Auf Iljas Gesicht erschien ein leichtes, herablassendes Lächeln. Als würden wir etwas nicht verstehen, das für ihn längst klar war.

– Papa, so funktioniert das nicht – begann er zu erklären. – Eine Frau ist nicht dafür da, zu arbeiten wie ein Roboter. Eine Frau muss Energie haben, um den Mann zu inspirieren. Wenn sie erschöpft ist, dann stoppt auch der Geldfluss des Mannes.

Ich spürte, wie sich meine Augenbraue zusammenzog. Es war so ein Satz, bei dem sich Unglauben und Müdigkeit gleichzeitig ansammeln.

– Interessante Vorstellung – sagte ich leise. – Und wie wollt ihr das finanzieren, wenn die monatliche Rate fünfunddreißigtausend beträgt?

Da beugte sich Ilja nach vorne, seine Augen leuchteten, als wäre ihm eine geniale Lösung eingefallen.

– Deshalb braucht ihr uns zu helfen! – sagte er begeistert.

– Ihr habt euer Leben schon gelebt. Ihr habt eine Wohnung, ein stabiles Einkommen. Wir haben gerechnet: Wenn ihr den Kredit übernehmt und zusätzlich vierzigtausend im Monat an Alina gebt… du weißt schon, Nägel, Fitness, Cafés… dann kann ich endlich in Ruhe mich selbst aufbauen und mich selbst finden.

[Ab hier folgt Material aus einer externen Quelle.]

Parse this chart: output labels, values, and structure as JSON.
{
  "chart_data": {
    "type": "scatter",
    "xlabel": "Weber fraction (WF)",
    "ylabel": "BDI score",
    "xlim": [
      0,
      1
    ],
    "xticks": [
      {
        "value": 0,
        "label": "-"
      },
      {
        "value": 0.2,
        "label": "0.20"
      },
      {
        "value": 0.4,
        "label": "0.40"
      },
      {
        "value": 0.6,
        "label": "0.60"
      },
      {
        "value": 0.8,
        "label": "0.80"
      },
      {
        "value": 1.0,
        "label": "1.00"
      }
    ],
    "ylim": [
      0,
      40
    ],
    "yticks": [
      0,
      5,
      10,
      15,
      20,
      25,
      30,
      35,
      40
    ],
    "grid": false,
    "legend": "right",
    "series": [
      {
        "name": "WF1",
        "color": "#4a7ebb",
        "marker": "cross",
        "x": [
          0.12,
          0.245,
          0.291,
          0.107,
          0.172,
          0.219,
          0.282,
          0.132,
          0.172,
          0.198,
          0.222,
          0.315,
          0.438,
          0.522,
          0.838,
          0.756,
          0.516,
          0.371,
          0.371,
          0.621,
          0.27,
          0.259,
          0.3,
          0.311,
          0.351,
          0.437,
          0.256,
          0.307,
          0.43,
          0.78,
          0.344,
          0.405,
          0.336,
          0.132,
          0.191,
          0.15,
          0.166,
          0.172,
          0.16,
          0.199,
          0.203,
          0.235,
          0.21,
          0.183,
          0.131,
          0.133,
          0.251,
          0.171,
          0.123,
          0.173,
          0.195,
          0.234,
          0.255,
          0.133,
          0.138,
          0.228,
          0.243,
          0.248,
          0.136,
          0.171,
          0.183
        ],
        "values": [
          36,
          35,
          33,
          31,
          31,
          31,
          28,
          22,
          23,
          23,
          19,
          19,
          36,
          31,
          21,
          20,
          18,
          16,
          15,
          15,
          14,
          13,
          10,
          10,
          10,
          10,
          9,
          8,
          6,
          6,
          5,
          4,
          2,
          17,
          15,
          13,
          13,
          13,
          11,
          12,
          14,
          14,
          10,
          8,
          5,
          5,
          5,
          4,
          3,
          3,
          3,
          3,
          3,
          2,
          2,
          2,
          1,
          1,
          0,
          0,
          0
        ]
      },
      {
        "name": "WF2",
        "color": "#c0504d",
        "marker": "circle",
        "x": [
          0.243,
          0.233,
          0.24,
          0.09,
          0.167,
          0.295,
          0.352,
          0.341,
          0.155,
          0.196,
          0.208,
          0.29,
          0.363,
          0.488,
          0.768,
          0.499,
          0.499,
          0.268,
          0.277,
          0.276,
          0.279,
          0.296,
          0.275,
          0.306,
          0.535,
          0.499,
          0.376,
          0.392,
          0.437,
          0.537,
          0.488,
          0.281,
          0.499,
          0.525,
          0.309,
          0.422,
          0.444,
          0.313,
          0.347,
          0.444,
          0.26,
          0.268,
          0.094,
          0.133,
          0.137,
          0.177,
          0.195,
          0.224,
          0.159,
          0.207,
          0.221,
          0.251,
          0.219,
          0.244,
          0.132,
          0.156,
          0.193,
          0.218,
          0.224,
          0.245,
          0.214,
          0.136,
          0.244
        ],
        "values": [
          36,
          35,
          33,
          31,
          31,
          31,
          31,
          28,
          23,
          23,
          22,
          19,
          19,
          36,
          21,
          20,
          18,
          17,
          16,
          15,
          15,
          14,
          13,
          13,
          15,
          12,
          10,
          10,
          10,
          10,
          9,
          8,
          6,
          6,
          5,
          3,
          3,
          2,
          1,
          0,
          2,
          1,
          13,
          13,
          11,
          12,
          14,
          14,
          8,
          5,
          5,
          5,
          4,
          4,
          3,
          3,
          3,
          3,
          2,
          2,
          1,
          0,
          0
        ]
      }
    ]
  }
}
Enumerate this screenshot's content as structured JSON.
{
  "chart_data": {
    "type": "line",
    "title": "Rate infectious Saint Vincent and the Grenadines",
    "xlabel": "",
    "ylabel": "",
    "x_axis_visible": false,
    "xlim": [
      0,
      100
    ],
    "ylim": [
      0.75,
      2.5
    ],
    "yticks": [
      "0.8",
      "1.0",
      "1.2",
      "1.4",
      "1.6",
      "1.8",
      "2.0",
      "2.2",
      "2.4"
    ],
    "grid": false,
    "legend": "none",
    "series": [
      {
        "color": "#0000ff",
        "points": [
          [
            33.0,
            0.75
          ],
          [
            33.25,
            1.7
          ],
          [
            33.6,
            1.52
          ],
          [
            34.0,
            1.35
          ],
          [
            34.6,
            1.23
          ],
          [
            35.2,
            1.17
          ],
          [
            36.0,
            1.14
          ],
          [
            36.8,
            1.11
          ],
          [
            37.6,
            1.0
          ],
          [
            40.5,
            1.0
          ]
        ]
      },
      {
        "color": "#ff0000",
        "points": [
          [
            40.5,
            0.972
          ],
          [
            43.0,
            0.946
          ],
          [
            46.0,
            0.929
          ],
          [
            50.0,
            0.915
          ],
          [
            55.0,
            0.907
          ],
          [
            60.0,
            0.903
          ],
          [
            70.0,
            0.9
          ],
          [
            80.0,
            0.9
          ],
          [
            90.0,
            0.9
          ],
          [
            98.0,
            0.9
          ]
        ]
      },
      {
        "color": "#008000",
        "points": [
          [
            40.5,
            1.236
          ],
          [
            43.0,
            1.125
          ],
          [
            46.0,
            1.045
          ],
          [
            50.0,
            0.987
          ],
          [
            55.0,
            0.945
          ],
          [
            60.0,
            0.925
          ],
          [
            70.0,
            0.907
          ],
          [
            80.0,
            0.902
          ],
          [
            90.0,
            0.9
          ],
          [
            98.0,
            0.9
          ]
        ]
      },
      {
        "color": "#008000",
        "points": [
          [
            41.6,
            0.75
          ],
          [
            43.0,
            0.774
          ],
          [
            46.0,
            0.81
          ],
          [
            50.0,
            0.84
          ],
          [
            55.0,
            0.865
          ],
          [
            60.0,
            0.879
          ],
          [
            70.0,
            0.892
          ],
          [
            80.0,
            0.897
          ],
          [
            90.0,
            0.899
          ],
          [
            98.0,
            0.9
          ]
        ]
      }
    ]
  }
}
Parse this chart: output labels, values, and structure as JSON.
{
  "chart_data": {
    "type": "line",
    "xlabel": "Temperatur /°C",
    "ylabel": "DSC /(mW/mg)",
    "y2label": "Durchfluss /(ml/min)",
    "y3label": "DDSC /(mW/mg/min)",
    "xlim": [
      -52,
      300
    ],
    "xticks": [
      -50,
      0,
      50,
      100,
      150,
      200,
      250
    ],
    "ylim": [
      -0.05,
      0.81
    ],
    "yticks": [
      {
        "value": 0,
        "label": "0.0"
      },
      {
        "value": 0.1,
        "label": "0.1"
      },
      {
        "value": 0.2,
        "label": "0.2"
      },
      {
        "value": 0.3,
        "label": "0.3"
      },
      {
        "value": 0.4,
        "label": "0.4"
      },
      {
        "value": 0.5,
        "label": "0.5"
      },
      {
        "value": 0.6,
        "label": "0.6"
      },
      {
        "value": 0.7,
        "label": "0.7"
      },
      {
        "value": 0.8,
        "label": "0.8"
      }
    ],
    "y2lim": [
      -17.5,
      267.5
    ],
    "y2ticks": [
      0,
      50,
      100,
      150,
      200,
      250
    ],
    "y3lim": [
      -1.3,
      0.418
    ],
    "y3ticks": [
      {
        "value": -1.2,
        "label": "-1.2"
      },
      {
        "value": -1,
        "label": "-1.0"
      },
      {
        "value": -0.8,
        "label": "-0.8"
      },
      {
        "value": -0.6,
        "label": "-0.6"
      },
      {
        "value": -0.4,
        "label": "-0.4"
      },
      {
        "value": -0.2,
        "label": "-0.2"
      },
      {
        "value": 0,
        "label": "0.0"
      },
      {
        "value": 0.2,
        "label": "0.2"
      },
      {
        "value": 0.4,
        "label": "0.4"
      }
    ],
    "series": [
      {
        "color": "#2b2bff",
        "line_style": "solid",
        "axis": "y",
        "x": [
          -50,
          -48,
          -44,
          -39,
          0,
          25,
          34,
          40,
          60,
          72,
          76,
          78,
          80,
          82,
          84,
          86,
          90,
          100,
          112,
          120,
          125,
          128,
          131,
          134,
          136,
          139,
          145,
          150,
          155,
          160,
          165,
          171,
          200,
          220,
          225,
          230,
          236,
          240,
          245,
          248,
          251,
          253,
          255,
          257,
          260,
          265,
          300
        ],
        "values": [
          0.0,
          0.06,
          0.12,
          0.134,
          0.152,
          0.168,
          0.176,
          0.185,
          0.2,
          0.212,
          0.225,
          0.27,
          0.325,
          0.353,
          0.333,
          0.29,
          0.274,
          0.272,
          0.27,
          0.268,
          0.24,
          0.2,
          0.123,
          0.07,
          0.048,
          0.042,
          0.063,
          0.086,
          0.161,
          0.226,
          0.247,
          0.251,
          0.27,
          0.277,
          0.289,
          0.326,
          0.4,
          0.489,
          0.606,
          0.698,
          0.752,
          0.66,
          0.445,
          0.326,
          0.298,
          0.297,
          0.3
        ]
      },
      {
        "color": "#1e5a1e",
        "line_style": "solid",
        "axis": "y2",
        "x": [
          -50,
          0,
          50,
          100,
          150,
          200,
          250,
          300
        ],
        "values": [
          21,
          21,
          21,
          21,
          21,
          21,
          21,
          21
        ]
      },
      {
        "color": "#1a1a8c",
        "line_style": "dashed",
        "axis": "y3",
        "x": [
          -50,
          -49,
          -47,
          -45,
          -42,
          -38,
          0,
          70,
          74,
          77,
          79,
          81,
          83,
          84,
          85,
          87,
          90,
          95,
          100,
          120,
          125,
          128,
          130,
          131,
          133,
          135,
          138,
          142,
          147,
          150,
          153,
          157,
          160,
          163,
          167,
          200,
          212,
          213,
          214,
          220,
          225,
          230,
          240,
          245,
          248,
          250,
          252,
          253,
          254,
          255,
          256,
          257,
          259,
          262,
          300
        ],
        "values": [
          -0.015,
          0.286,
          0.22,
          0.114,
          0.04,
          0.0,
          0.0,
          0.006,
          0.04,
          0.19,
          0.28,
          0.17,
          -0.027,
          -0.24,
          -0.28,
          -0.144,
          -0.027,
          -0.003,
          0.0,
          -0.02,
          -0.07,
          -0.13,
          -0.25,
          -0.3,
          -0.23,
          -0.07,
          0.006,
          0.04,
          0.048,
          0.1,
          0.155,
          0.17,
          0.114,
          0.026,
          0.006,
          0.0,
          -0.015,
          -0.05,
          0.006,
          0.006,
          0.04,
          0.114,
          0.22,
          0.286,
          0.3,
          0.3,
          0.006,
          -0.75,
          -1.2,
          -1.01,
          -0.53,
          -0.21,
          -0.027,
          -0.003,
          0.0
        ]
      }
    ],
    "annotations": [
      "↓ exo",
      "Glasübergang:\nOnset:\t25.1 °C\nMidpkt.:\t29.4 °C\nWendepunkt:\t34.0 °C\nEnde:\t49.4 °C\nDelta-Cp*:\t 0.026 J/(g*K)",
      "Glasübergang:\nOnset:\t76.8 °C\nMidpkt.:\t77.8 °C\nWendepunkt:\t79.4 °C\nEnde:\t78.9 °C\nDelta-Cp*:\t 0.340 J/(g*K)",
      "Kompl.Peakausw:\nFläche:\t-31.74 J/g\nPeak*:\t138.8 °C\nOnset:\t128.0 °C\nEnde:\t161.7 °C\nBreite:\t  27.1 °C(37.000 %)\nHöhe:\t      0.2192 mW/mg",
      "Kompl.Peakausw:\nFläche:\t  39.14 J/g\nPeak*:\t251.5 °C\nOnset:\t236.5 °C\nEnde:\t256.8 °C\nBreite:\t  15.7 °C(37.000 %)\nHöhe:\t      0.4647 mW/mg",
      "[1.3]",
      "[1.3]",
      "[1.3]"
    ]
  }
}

Alina sagte nichts. Sie saß ruhig da, als wäre das der selbstverständlichste Plan der Welt.

In diesem Moment wurde es in mir seltsam still. Keine Wut, eher eine klare, kalte Ruhe.

– Ilja – sagte ich langsam –, das ist tatsächlich ein bemerkenswerter Plan.

Die Mundwinkel meines Mannes zuckten leicht.

– Außerdem – fuhr ich fort – haben wir auch eine Ankündigung.

Ilja sah uns erwartungsvoll an.

– Ich habe beschlossen, dass auch meine weibliche Energie erschöpft ist – sagte ich völlig ernst. – Ab morgen kündige ich. Ich bleibe zu Hause, mache Makramee und inspiriere deinen Vater.

Stille trat ein. Eine dichte, angespannte Stille.

– Dein Vater wird ebenfalls seine Arbeit verlassen – fügte ich hinzu. – Er geht angeln und meditieren. Also wirst du uns von nun an unterstützen. Wir erwarten morgen die Überweisung.

Iljas Gesicht erstarrte.

– Das… das ist Wahnsinn! – fuhr er auf. – Das ist nicht realistisch!

– Genau – sagte ich leise. – Egoismus ist, wenn jemand seine Faulheit hinter großen Worten versteckt.

Ich stand auf und begann langsam, das Essen vom Tisch abzuräumen.

– Die Unterstützung endet hier – sagte ich. – Von nun an steht jeder auf eigenen Beinen.

An diesem Tag schrie niemand. Es gab kein Drama, nur eine langsam sich setzende Erkenntnis, in der jeder der Realität ins Auge sehen musste.

Ein Monat verging.

Ilja fand sich einen Wochenendjob. Alina ging wieder arbeiten. Die großen „Energien“ zahlten plötzlich weder die Stromrechnung noch das tägliche Leben.

Und irgendwie wurde alles viel leiser, einfacher und wirklicher als zuvor.